El magistrado Gerardo Anguiano Ceja, titular del juzgado que llevó el caso, estableció un plazo de seis meses para la investigación formal. La acusación central gira en torno a un acuerdo plurianual por 4,500 millones de pesos, con una vigencia de 30 años, que contemplaba pagos mensuales de aproximadamente 123 millones de pesos. Según los datos del proceso, se realizó un pago inicial de 123 millones de pesos entre el 20 de enero y el 11 de febrero de 2022, periodo en el que Bonilla ya había concluido su administración en octubre de 2021, aunque el contrato fue firmado durante su gestión.
Durante la audiencia, la defensa legal de Bonilla, encabezada por los abogados Humberto Velazco e Hiram Sánchez, argumentó que el delito de uso ilícito de facultades no era aplicable, ya que el proyecto se trató de un contrato para la adquisición de un servicio y no de un crédito fiscal. Asimismo, los defensores sostuvieron que los pagos efectuados ocurrieron después de que el exgobernador dejó el cargo, buscando con ello desvincularlo de la acusación de abuso de autoridad durante su mandato. Sin embargo, el juez consideró suficientes los indicios presentados por la Fiscalía General del Estado para avanzar con el proceso penal.

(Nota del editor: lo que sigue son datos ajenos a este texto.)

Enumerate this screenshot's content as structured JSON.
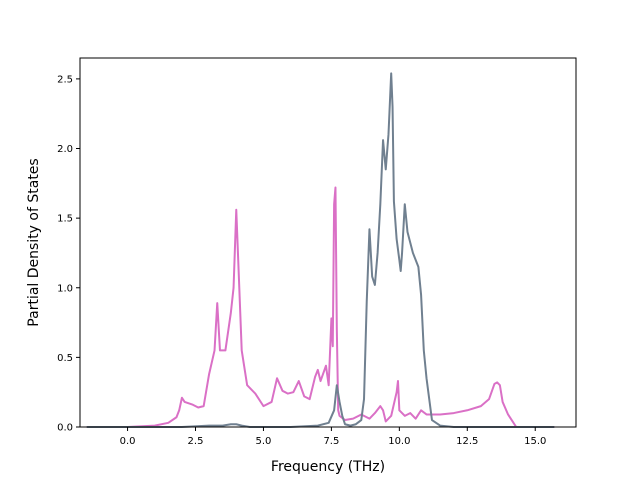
{
  "chart_data": {
    "type": "line",
    "title": "",
    "xlabel": "Frequency (THz)",
    "ylabel": "Partial Density of States",
    "xlim": [
      -1.75,
      16.5
    ],
    "ylim": [
      0,
      2.65
    ],
    "xticks": [
      0.0,
      2.5,
      5.0,
      7.5,
      10.0,
      12.5,
      15.0
    ],
    "xtick_labels": [
      "0.0",
      "2.5",
      "5.0",
      "7.5",
      "10.0",
      "12.5",
      "15.0"
    ],
    "yticks": [
      0.0,
      0.5,
      1.0,
      1.5,
      2.0,
      2.5
    ],
    "ytick_labels": [
      "0.0",
      "0.5",
      "1.0",
      "1.5",
      "2.0",
      "2.5"
    ],
    "grid": false,
    "legend": "none",
    "series": [
      {
        "color": "#da70c6",
        "x": [
          -1.5,
          0.0,
          1.0,
          1.5,
          1.8,
          1.9,
          2.0,
          2.1,
          2.4,
          2.6,
          2.8,
          3.0,
          3.2,
          3.3,
          3.4,
          3.6,
          3.8,
          3.9,
          4.0,
          4.2,
          4.4,
          4.7,
          5.0,
          5.3,
          5.5,
          5.7,
          5.9,
          6.1,
          6.3,
          6.5,
          6.7,
          6.9,
          7.0,
          7.1,
          7.3,
          7.4,
          7.5,
          7.55,
          7.6,
          7.65,
          7.7,
          7.75,
          7.8,
          8.0,
          8.3,
          8.6,
          8.9,
          9.1,
          9.3,
          9.4,
          9.5,
          9.7,
          9.9,
          9.95,
          10.0,
          10.2,
          10.4,
          10.6,
          10.8,
          11.0,
          11.5,
          12.0,
          12.5,
          13.0,
          13.3,
          13.5,
          13.6,
          13.7,
          13.8,
          14.0,
          14.3,
          14.5,
          15.0,
          15.7
        ],
        "y": [
          0.0,
          0.0,
          0.01,
          0.03,
          0.07,
          0.12,
          0.21,
          0.18,
          0.16,
          0.14,
          0.15,
          0.38,
          0.55,
          0.89,
          0.55,
          0.55,
          0.82,
          1.0,
          1.56,
          0.55,
          0.3,
          0.24,
          0.15,
          0.18,
          0.35,
          0.26,
          0.24,
          0.25,
          0.33,
          0.22,
          0.2,
          0.36,
          0.41,
          0.33,
          0.44,
          0.3,
          0.78,
          0.58,
          1.6,
          1.72,
          0.7,
          0.12,
          0.08,
          0.05,
          0.06,
          0.09,
          0.06,
          0.1,
          0.15,
          0.12,
          0.04,
          0.08,
          0.25,
          0.33,
          0.12,
          0.08,
          0.1,
          0.06,
          0.12,
          0.09,
          0.09,
          0.1,
          0.12,
          0.15,
          0.2,
          0.31,
          0.32,
          0.3,
          0.18,
          0.09,
          0.0,
          0.0,
          0.0,
          0.0
        ]
      },
      {
        "color": "#708090",
        "x": [
          -1.5,
          0.0,
          1.0,
          2.0,
          3.0,
          3.5,
          3.8,
          4.0,
          4.2,
          4.5,
          5.0,
          6.0,
          7.0,
          7.4,
          7.6,
          7.7,
          7.8,
          7.9,
          8.0,
          8.2,
          8.4,
          8.6,
          8.7,
          8.8,
          8.9,
          9.0,
          9.1,
          9.2,
          9.3,
          9.4,
          9.5,
          9.6,
          9.7,
          9.75,
          9.8,
          9.9,
          10.0,
          10.05,
          10.1,
          10.2,
          10.3,
          10.5,
          10.7,
          10.8,
          10.9,
          11.0,
          11.1,
          11.2,
          11.5,
          12.0,
          15.7
        ],
        "y": [
          0.0,
          0.0,
          0.0,
          0.0,
          0.01,
          0.01,
          0.02,
          0.02,
          0.01,
          0.0,
          0.0,
          0.0,
          0.01,
          0.03,
          0.12,
          0.3,
          0.18,
          0.08,
          0.02,
          0.01,
          0.02,
          0.05,
          0.2,
          0.9,
          1.42,
          1.08,
          1.02,
          1.25,
          1.6,
          2.06,
          1.85,
          2.1,
          2.54,
          2.3,
          1.62,
          1.35,
          1.2,
          1.12,
          1.25,
          1.6,
          1.4,
          1.25,
          1.15,
          0.95,
          0.55,
          0.35,
          0.2,
          0.05,
          0.01,
          0.0,
          0.0
        ]
      }
    ]
  }
}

El contrato en cuestión tenía como objetivo dotar de energía al acueducto Río Colorado-Tijuana mediante la instalación de una planta de generación solar. No obstante, la infraestructura nunca fue construida, lo que derivó en las investigaciones por presuntas irregularidades en la adjudicación y ejecución del recurso público. El caso ha adquirido relevancia política dado que Bonilla, actual dirigente del Partido del Trabajo (PT), se convierte en el primer exgobernador surgido de la coalición de Morena enfrentado a un proceso judicial de esta naturaleza.
La gobernadora actual de Baja California, Marina del Pilar Ávila, mantiene una postura de respaldo a las instituciones de justicia mientras el proceso avanza. La resolución judicial somete al exgobernador a las medidas cautelares que determine el juez, sin que se haya especificado en la audiencia si permanece en libertad o bajo detención. La Fiscalía continuará recabando pruebas durante el próximo semestre para determinar la responsabilidad final de Bonilla y de otros posibles involucrados en la operación de Next Energy.